Ни в коем случае даже не пытайтесь заливать голоса ПВА! Герметизация конечно же будет нормальная, но это чревато в будующем тем, что когда вы захотите отодрать ПВА и сделать всё по новой - поверьте, вы будете проклинать всё на свете, отскребая его и с планок и с резонаторов! Это самый худший и халтурный вариант, хоть и более простой и быстрый чем перевосковка. 

Очень вам советую забыть про мастеров, т.к. я полностью уверен что большинство мастеров перевосковку вам сделают только поверхностную, как вы писали выше! Это действительно так! Ни один мастер даже за нормальные деньги не будет делать вам это, так как процесс довольно долгий и муторный, а с их количеством работы это просто непозволительная роскошь так тратить время! Мне как-то один мастер раскрыл свои тайны КАК он это делает! Так что хорошего результата можете не ждать. Если вам это очень надо советую пойти по более сложному пути и сделать это дело самостоятельно, если ваш инструмент действительно того достоин. 

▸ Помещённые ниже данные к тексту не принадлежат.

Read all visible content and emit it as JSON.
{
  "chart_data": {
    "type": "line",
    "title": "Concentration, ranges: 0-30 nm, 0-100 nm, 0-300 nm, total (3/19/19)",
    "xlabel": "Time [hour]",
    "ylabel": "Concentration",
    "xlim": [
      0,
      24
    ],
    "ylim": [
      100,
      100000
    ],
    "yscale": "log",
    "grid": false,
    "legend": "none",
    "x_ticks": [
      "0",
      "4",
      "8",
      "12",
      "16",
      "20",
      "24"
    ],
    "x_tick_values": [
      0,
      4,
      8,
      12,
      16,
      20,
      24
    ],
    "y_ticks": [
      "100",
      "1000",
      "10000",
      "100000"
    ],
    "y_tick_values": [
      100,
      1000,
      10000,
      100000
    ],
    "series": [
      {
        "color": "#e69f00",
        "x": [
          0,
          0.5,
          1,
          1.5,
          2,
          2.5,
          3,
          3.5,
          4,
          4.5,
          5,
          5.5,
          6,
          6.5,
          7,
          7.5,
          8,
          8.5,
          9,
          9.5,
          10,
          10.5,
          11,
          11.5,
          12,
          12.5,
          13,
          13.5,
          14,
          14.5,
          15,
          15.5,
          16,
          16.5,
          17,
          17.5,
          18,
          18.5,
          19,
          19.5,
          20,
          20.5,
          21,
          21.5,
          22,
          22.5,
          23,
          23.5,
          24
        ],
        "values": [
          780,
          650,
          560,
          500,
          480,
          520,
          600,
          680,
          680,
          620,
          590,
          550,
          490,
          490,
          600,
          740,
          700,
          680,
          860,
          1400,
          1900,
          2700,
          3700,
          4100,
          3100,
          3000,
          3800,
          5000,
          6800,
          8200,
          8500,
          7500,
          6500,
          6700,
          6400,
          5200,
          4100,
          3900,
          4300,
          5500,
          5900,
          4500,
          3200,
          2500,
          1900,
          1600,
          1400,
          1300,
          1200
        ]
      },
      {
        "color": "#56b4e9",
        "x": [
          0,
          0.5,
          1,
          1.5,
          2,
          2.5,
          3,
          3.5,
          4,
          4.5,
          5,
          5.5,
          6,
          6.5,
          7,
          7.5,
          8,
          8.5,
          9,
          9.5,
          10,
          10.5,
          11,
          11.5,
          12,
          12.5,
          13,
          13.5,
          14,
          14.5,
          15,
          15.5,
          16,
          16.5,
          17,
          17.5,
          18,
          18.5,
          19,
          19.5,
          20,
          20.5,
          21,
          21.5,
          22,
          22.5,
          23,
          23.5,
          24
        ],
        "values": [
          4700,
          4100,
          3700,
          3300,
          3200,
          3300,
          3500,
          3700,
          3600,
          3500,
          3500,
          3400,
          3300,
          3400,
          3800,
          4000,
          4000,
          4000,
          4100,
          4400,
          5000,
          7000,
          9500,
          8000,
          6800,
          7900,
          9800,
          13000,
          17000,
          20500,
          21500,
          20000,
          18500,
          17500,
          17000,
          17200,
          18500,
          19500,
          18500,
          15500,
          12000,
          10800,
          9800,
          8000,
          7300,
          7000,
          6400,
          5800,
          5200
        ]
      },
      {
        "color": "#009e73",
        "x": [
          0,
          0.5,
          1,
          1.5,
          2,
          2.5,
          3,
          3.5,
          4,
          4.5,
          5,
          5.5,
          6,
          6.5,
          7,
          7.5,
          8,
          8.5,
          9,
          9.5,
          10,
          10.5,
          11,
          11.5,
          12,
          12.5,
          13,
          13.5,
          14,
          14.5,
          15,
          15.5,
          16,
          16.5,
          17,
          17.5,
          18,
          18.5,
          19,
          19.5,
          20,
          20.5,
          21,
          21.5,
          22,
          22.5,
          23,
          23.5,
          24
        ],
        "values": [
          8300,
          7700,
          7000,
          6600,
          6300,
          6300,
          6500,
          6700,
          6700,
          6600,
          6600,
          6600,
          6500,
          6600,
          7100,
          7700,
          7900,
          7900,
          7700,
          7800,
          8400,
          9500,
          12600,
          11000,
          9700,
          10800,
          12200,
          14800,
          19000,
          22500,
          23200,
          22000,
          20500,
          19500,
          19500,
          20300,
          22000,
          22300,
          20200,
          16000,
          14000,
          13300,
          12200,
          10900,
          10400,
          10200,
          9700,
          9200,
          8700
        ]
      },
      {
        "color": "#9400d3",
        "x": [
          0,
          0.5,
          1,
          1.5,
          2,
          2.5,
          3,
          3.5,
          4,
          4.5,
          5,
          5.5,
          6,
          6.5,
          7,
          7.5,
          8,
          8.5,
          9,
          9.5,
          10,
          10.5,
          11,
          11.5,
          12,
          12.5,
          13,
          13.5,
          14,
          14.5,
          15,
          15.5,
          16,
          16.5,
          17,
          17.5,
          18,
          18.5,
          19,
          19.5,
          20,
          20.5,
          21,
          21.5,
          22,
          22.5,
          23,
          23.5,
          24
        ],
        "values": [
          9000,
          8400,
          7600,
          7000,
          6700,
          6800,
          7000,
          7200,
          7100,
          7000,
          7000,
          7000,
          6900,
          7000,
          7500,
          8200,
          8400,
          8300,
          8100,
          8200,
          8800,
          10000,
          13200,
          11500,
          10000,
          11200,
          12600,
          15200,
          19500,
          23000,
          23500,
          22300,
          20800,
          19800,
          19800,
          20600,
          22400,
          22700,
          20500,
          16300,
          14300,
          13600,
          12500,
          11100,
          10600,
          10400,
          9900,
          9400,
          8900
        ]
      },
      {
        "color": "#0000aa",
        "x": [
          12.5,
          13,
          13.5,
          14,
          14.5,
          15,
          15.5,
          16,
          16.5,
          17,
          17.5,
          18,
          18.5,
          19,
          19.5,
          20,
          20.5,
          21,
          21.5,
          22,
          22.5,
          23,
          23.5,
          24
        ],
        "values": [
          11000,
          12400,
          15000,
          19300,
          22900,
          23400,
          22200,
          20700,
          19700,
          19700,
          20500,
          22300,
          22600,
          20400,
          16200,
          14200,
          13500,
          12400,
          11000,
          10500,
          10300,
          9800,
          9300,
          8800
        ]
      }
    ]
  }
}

Поверьте, это не так сложно как кажется - единственно только долго. Причём дольше всего именно соскребать старый воск с планок и резонаторов. Если подключить голову и немного потренироваться заранее, то всё получится, и очень даже неплохо! Материалы можно достать если обратиться в специальные музыкальные магазины, либо на крайний случай купить много восковых свечек и канифоли и сделать раствор самому! Почитайте хоть на этом форуме про это дело, тут много чего есть!


----------



## 747050 (1 Апр 2012)

Спасибо за ответ. ПВА - долго, но дешевле и проще. Если надумаю продавать - воспользуюсь этим способом. Полностью перевосковывать страшновато и нет пока необходимости. Да и потом за этим идет настройка и т.д и т.п Я все таки придерживаюсь принципа - не навреди. Что то ушли мы от вопроса. Кроме мыла - больше ничего не посоветуете от склейки окантовки мехов? Заодно хочу спросить у знатоков один вопрос. Можно ли по надписи определить года выпуска хотя бы примерно ? Просто заметил , что есть названия Вельтмайстера сделаны печатными буквами, а есть как рукописный шрифт


----------



## ze_go (1 Апр 2012)

mikes7 писал:


> но это чревато в будующем тем, что когда вы захотите отодрать ПВА и сделать всё по новой - поверьте, вы будете проклинать всё на свете, отскребая его и с планок и с резонаторов! Это самый худший и халтурный вариант, хоть и более простой и быстрый чем перевосковка.


чушь полнейшая! ПВА без проблем снимается как с планок, так и с резонаторов (пластом, как герметик. разумеется, если Вы пользуете ПВА не отечественного производства - финский, бельгийский, немецкий)
mikes7 писал:


> Очень вам советую забыть про мастеров, т.к. я полностью уверен что большинство мастеров перевосковку вам сделают только поверхностную, как вы писали выше! Это действительно так! Ни один мастер даже за нормальные деньги не будет делать вам это, так как процесс довольно долгий и муторный, а с их количеством работы это просто непозволительная роскошь так тратить время


ещё один бред! нормальный (повторю - нормальный) мастер дорожит репутацией и на халтуру размениваться не станет, не зависимо от того, инструмент за копейки или за тыщи


----------



## 747050 (1 Апр 2012)

*ze_go*,
Интересная точка зрения. Если можно, напишите марку, которую лучше использовать. ПВА САМ ПО СЕБЕ РАЗНЫХ ВИДОВ - плюс разные производители. И достаточно ли одного слоя - или надо 2 - 3 слоя?


----------



## ze_go (1 Апр 2012)

747050 писал:


> Интересная точка зрения.


это не точка зрения, а проверенный практикой способ

747050 писал:


> ПВА САМ ПО СЕБЕ РАЗНЫХ ВИДОВ - плюс разные производители


d3 и d4 вообще не использую ввиду их влагостойкости
я пользуюсь такими - 62А PVAC D2, SOUDAL (Бельгия)
«SMILE®» ПВА (Финляндия) 
думаю, "Момент Супер ПВА" качеством не хуже - они на сырье Henkel

747050 писал:


> И достаточно ли одного слоя - или надо 2 - 3 слоя?


я лью двумя слоями


----------